Arrêté du 16 décembre 2025 portant sur les garanties décès et invalidité des salariés
24 décembre 2025
L’arrêté du 16 décembre 2025 rend obligatoire l’avenant n°3 du 9 juillet 2025 à l’accord collectif du 20 avril 2016 relatif aux garanties décès et invalidité des salariés non- cadre du transport.
L’accord du 20 avril 2016 visait à « consolider, sécuriser et moderniser le modèle de protection sociale en instaurant un mécanisme par points, prenant en compte les problématiques spécifiques à leurs métiers, ainsi que le nouveau contexte et les nouvelles contraintes économiques, sociales et juridiques.

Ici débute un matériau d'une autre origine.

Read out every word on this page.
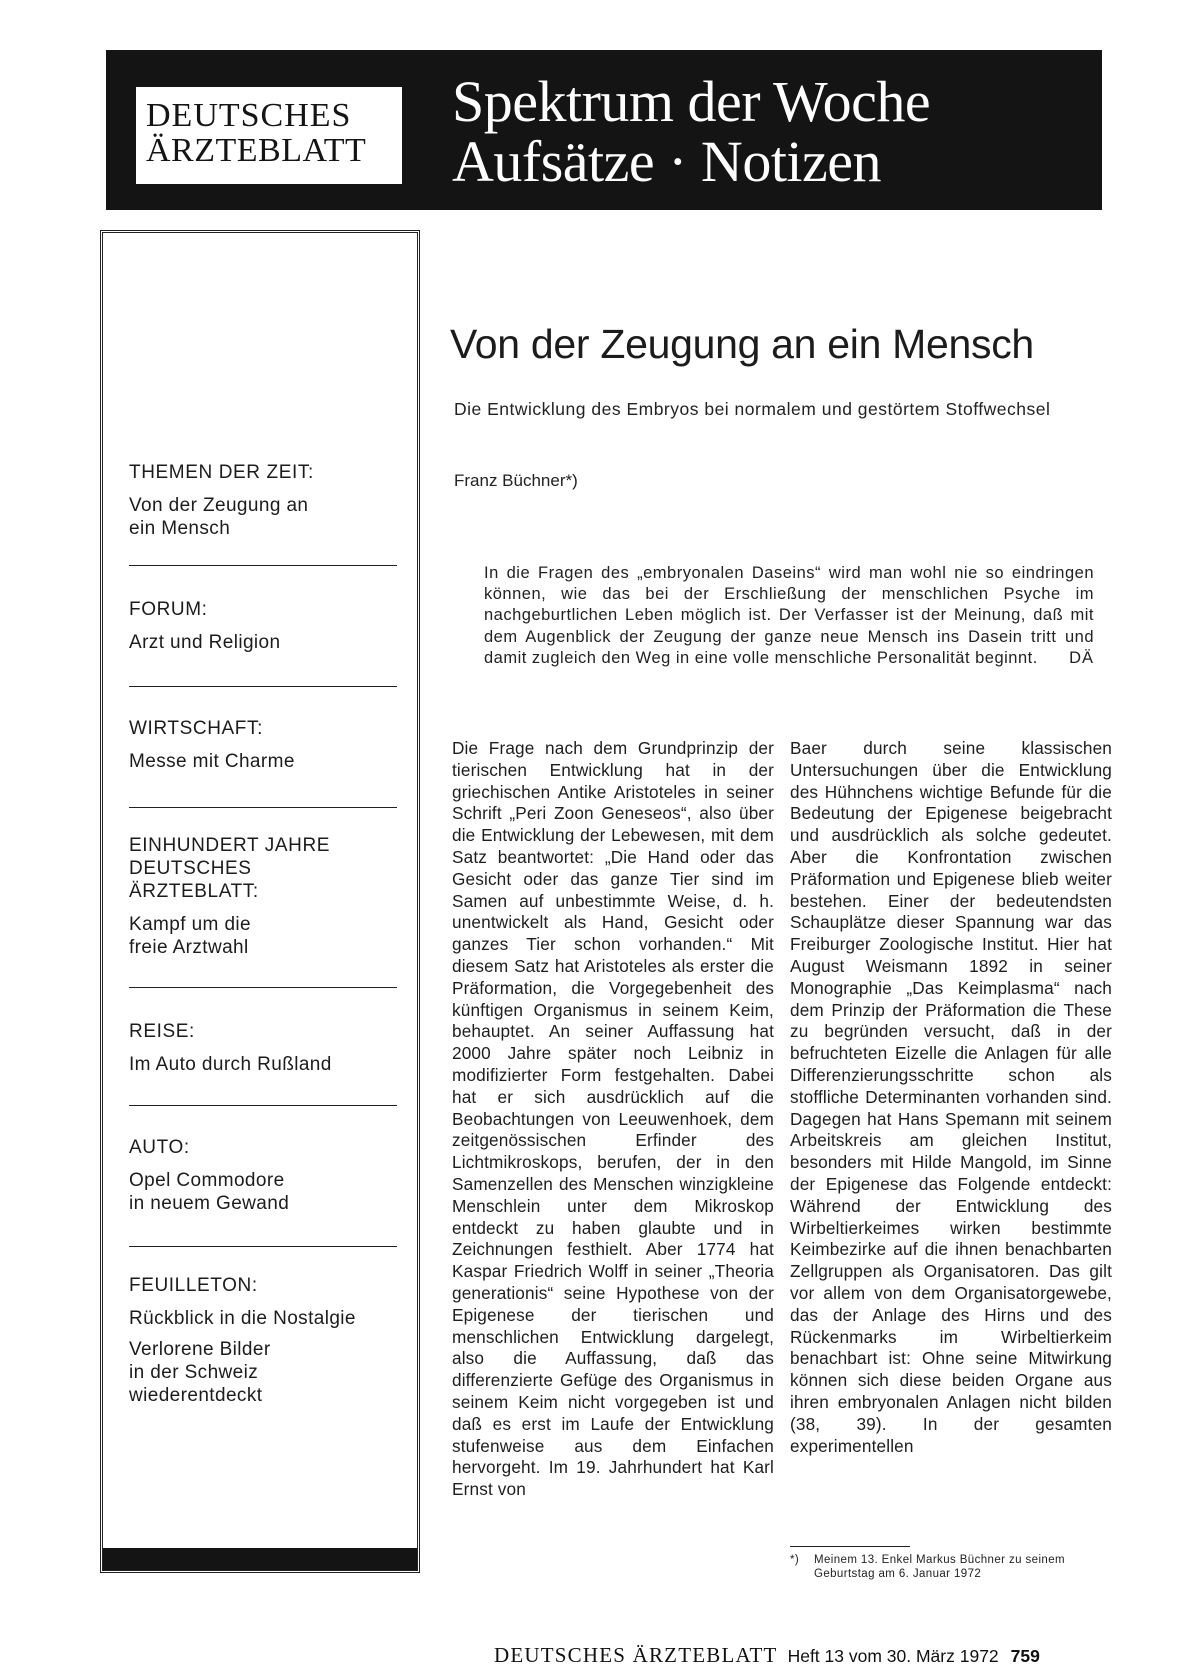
DEUTSCHES
ÄRZTEBLATT
Spektrum der Woche
Aufsätze · Notizen
THEMEN DER ZEIT:
Von der Zeugung an
ein Mensch
FORUM:
Arzt und Religion
WIRTSCHAFT:
Messe mit Charme
EINHUNDERT JAHRE
DEUTSCHES
ÄRZTEBLATT:
Kampf um die
freie Arztwahl
REISE:
Im Auto durch Rußland
AUTO:
Opel Commodore
in neuem Gewand
FEUILLETON:
Rückblick in die Nostalgie
Verlorene Bilder
in der Schweiz
wiederentdeckt
Von der Zeugung an ein Mensch
Die Entwicklung des Embryos bei normalem und gestörtem Stoffwechsel
Franz Büchner*)
In die Fragen des „embryonalen Daseins“ wird man wohl nie so eindringen können, wie das bei der Erschließung der menschlichen Psyche im nachgeburtlichen Leben möglich ist. Der Verfasser ist der Meinung, daß mit dem Augenblick der Zeugung der ganze neue Mensch ins Dasein tritt und damit zugleich den Weg in eine volle menschliche Personalität beginnt. DÄ
Die Frage nach dem Grundprinzip der tierischen Entwicklung hat in der griechischen Antike Aristoteles in seiner Schrift „Peri Zoon Geneseos“, also über die Entwicklung der Lebewesen, mit dem Satz beantwortet: „Die Hand oder das Gesicht oder das ganze Tier sind im Samen auf unbestimmte Weise, d. h. unentwickelt als Hand, Gesicht oder ganzes Tier schon vorhanden.“ Mit diesem Satz hat Aristoteles als erster die Präformation, die Vorgegebenheit des künftigen Organismus in seinem Keim, behauptet. An seiner Auffassung hat 2000 Jahre später noch Leibniz in modifizierter Form festgehalten. Dabei hat er sich ausdrücklich auf die Beobachtungen von Leeuwenhoek, dem zeitgenössischen Erfinder des Lichtmikroskops, berufen, der in den Samenzellen des Menschen winzigkleine Menschlein unter dem Mikroskop entdeckt zu haben glaubte und in Zeichnungen festhielt. Aber 1774 hat Kaspar Friedrich Wolff in seiner „Theoria generationis“ seine Hypothese von der Epigenese der tierischen und menschlichen Entwicklung dargelegt, also die Auffassung, daß das differenzierte Gefüge des Organismus in seinem Keim nicht vorgegeben ist und daß es erst im Laufe der Entwicklung stufenweise aus dem Einfachen hervorgeht. Im 19. Jahrhundert hat Karl Ernst von
Baer durch seine klassischen Untersuchungen über die Entwicklung des Hühnchens wichtige Befunde für die Bedeutung der Epigenese beigebracht und ausdrücklich als solche gedeutet. Aber die Konfrontation zwischen Präformation und Epigenese blieb weiter bestehen. Einer der bedeutendsten Schauplätze dieser Spannung war das Freiburger Zoologische Institut. Hier hat August Weismann 1892 in seiner Monographie „Das Keimplasma“ nach dem Prinzip der Präformation die These zu begründen versucht, daß in der befruchteten Eizelle die Anlagen für alle Differenzierungsschritte schon als stoffliche Determinanten vorhanden sind. Dagegen hat Hans Spemann mit seinem Arbeitskreis am gleichen Institut, besonders mit Hilde Mangold, im Sinne der Epigenese das Folgende entdeckt: Während der Entwicklung des Wirbeltierkeimes wirken bestimmte Keimbezirke auf die ihnen benachbarten Zellgruppen als Organisatoren. Das gilt vor allem von dem Organisatorgewebe, das der Anlage des Hirns und des Rückenmarks im Wirbeltierkeim benachbart ist: Ohne seine Mitwirkung können sich diese beiden Organe aus ihren embryonalen Anlagen nicht bilden (38, 39). In der gesamten experimentellen
*) Meinem 13. Enkel Markus Büchner zu seinem Geburtstag am 6. Januar 1972
DEUTSCHES ÄRZTEBLATT Heft 13 vom 30. März 1972 759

A travers le présent accord, les parties signataires décident d’engager la première étape d’une modernisation des régimes de protection sociale existants poursuivant, au-delà du maintien du respect des dispositions requises pour le bénéfice des exonérations de cotisations sociales et fiscales, les objectifs suivants :
1. Investir sur la prévention et l’accompagnement des salariés tout au long de leur carrière professionnelle ;
2. Maintenir une mutualisation des risques au niveau de la branche, garante d’un haut degré de solidarité et de la maîtrise des coûts de la protection sociale ;
3. Améliorer la couverture des salariés concernés en cas de survenance d’un accident de la vie, notamment en cas d’invalidité (création d’une garantie en cas d’invalidité 1re catégorie, versement d’une rente au lieu d’un capital en cas d’invalidité 2e ou 3e catégorie) ou d’inaptitude à la conduite (versement d’un capital dans certaines situations actuellement non couvertes, suppression de toute condition d’âge). »

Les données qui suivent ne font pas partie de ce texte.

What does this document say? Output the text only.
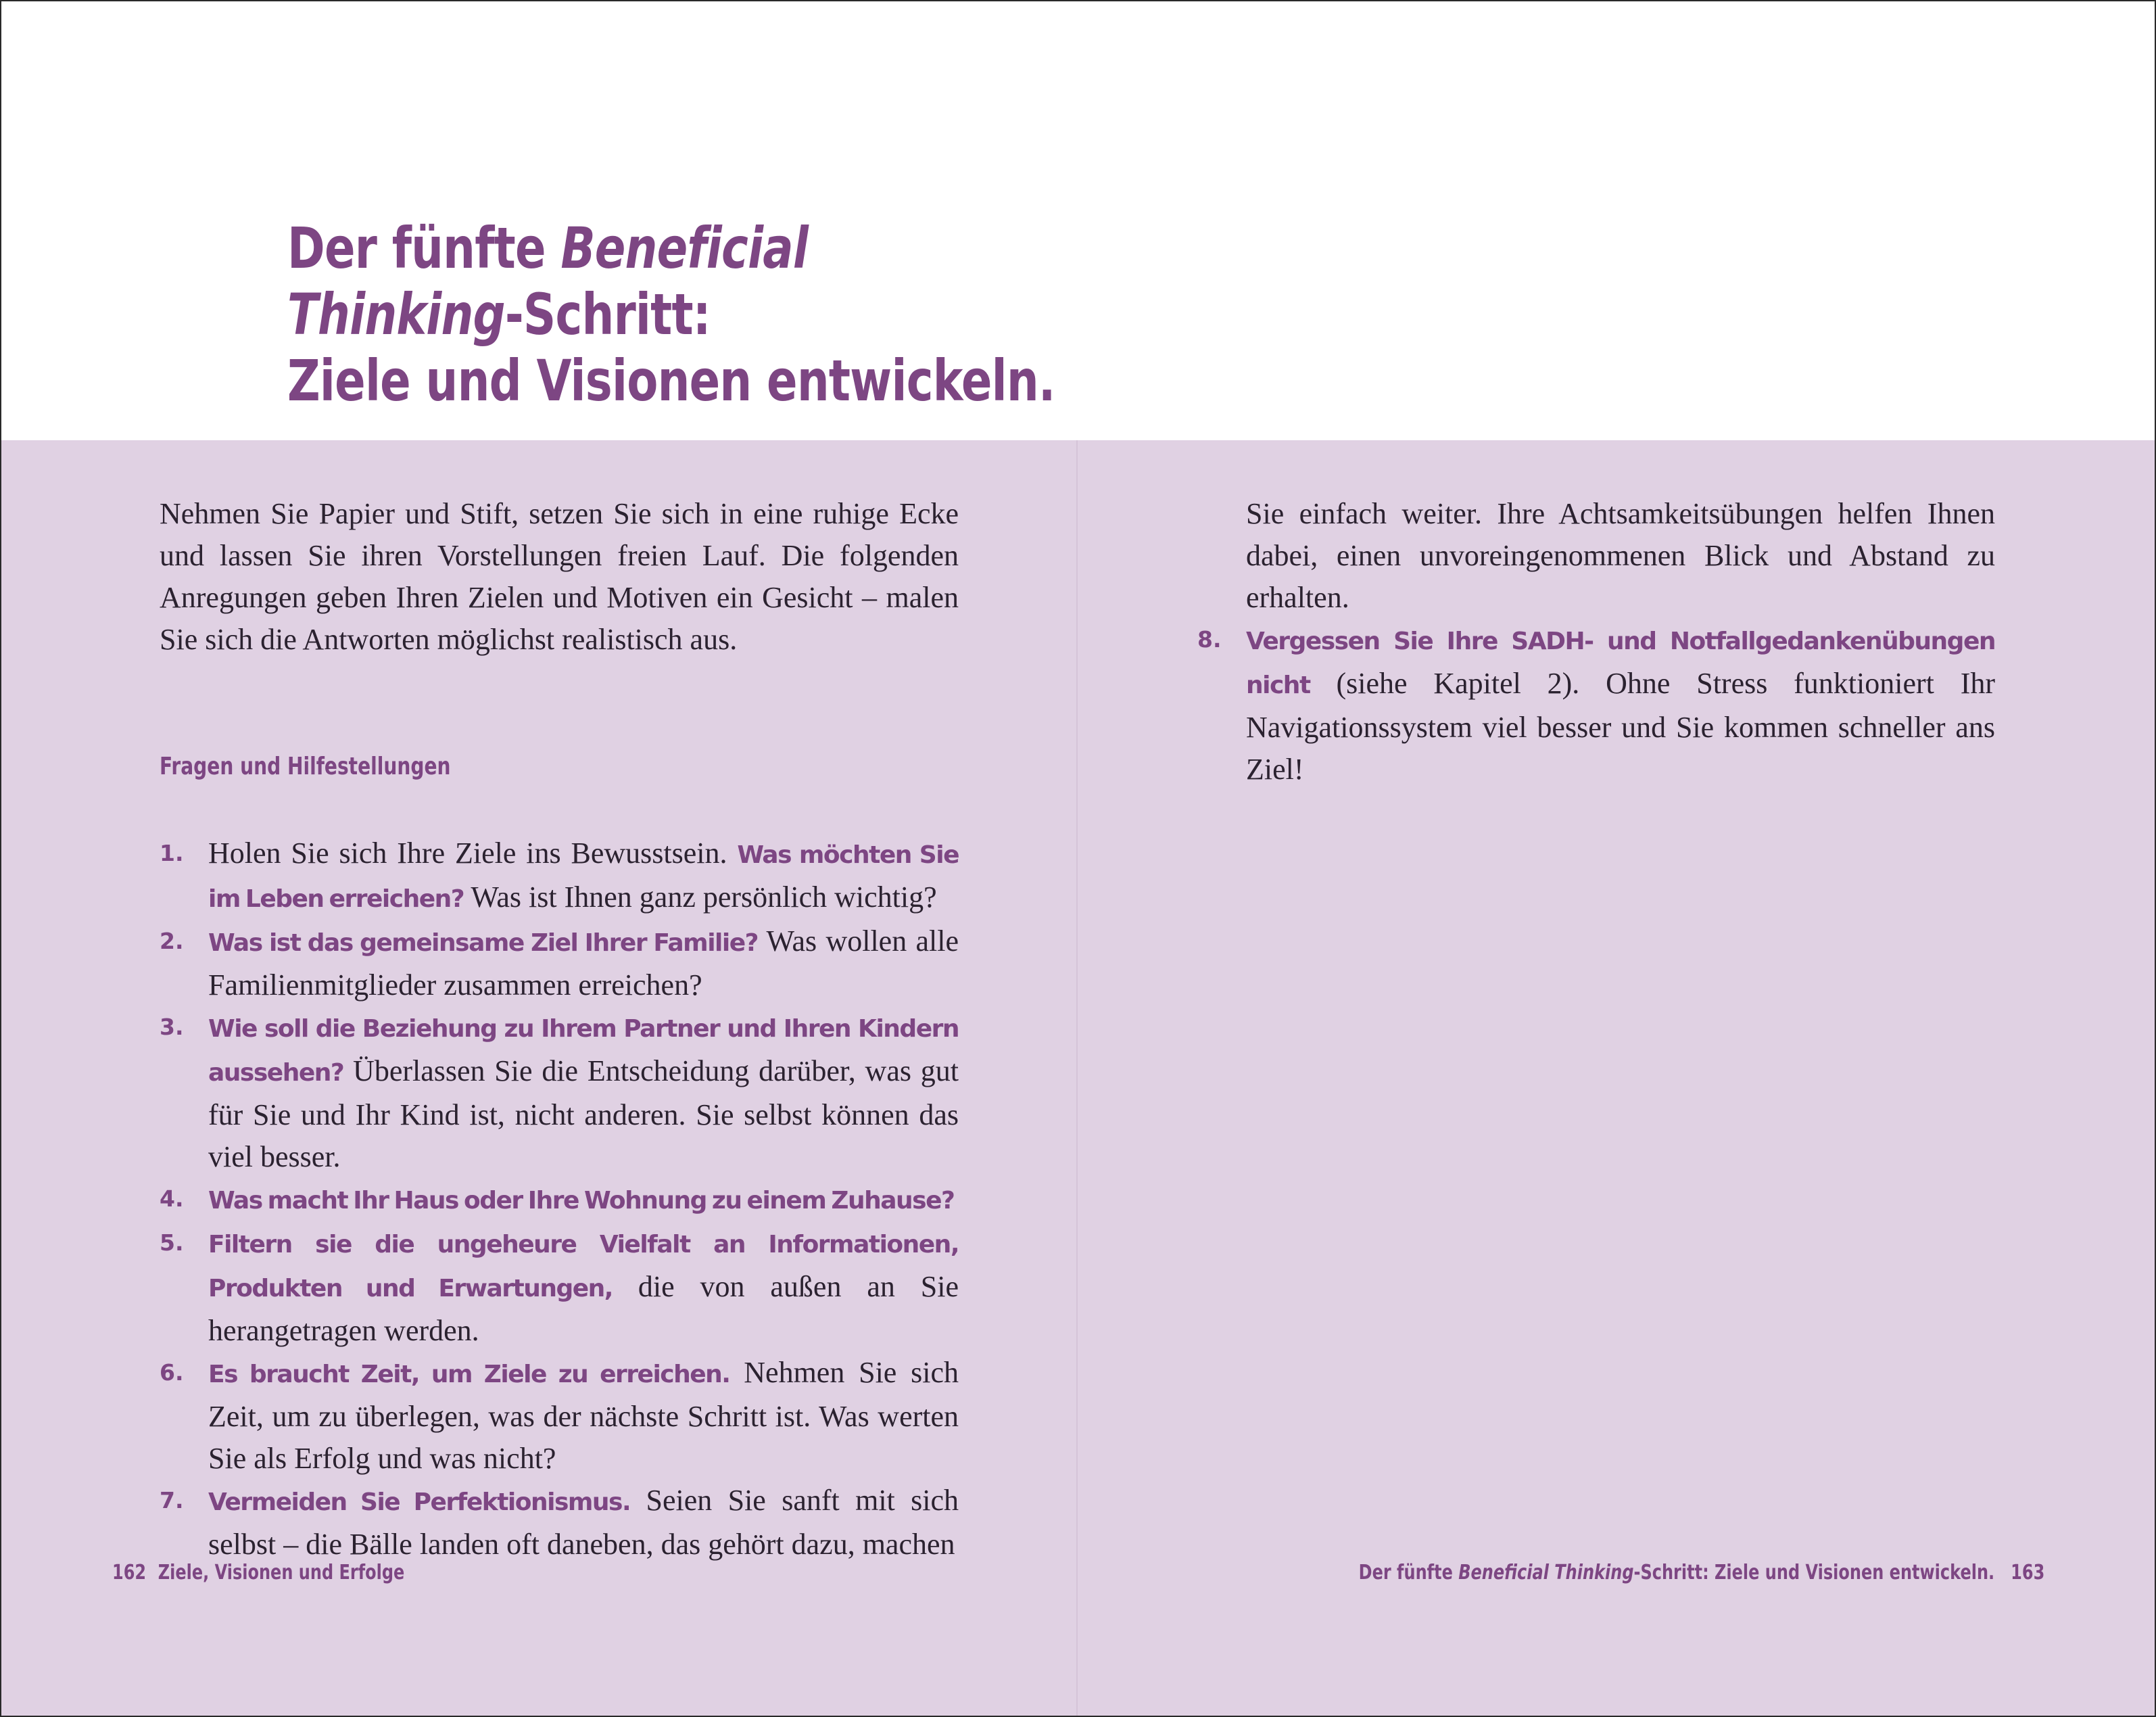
Der fünfte Beneficial
Thinking-Schritt:
Ziele und Visionen entwickeln.

Nehmen Sie Papier und Stift, setzen Sie sich in eine ruhige Ecke und lassen Sie ihren Vorstellungen freien Lauf. Die folgenden Anregungen geben Ihren Zielen und Motiven ein Gesicht – malen Sie sich die Antworten möglichst realistisch aus.

Fragen und Hilfestellungen
1. Holen Sie sich Ihre Ziele ins Bewusstsein. Was möchten Sie im Leben erreichen? Was ist Ihnen ganz persönlich wichtig?
2. Was ist das gemeinsame Ziel Ihrer Familie? Was wollen alle Familienmitglieder zusammen erreichen?
3. Wie soll die Beziehung zu Ihrem Partner und Ihren Kindern aussehen? Überlassen Sie die Entscheidung darüber, was gut für Sie und Ihr Kind ist, nicht anderen. Sie selbst können das viel besser.
4. Was macht Ihr Haus oder Ihre Wohnung zu einem Zuhause?
5. Filtern sie die ungeheure Vielfalt an Informationen, Produkten und Erwartungen, die von außen an Sie herangetragen werden.
6. Es braucht Zeit, um Ziele zu erreichen. Nehmen Sie sich Zeit, um zu überlegen, was der nächste Schritt ist. Was werten Sie als Erfolg und was nicht?
7. Vermeiden Sie Perfektionismus. Seien Sie sanft mit sich selbst – die Bälle landen oft daneben, das gehört dazu, machen

Sie einfach weiter. Ihre Achtsamkeitsübungen helfen Ihnen dabei, einen unvoreingenommenen Blick und Abstand zu erhalten.

8. Vergessen Sie Ihre SADH- und Notfallgedankenübungen nicht (siehe Kapitel 2). Ohne Stress funktioniert Ihr Navigationssystem viel besser und Sie kommen schneller ans Ziel!
162 Ziele, Visionen und Erfolge	Der fünfte Beneficial Thinking-Schritt: Ziele und Visionen entwickeln. 163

L’avenant n°3 actualise ces garanties de protection sociale complémentaire.
Par cet arrêté, l’État étend l’application de ces dispositions à l’ensemble du secteur des transports.

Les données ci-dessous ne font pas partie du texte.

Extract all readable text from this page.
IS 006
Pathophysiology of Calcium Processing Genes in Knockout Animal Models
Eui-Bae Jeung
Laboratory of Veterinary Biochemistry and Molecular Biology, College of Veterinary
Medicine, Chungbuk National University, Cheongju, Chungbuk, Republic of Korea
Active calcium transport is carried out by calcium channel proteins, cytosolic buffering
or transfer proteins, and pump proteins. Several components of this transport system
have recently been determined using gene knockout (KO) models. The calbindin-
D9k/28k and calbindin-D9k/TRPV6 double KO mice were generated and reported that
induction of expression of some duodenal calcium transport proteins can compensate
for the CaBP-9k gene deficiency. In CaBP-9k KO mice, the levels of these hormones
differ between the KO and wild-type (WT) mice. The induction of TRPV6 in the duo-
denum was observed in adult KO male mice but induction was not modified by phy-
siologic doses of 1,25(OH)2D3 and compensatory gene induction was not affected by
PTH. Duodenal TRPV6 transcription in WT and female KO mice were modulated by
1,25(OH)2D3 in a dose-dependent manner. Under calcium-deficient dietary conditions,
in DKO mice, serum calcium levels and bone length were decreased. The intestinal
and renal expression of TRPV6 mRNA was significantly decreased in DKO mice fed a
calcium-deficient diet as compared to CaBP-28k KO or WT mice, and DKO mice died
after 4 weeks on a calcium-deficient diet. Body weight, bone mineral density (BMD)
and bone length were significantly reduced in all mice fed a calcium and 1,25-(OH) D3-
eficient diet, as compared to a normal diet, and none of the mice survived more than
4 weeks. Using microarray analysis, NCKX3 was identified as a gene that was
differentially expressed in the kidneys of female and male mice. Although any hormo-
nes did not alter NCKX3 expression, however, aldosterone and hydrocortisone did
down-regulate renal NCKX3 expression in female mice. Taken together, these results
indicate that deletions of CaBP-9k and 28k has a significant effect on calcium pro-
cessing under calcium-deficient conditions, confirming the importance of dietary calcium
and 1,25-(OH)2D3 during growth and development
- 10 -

Elles deviennent obligatoires pour tous les employeurs concernés puisque à compter du 1er janvier 2026 les entreprises de logistique devront se conformer a ce dispositif.
Tous les salariés relevant du champ de l’accord bénéficient désormais de ces garanties.
Le régime est financé par une cotisation de 0,7% des rémunérations supportée à 50/50 par l’employeur et le salarié, dont 0.05% est affecté à des prestations relevant du Haut degré de solidarité.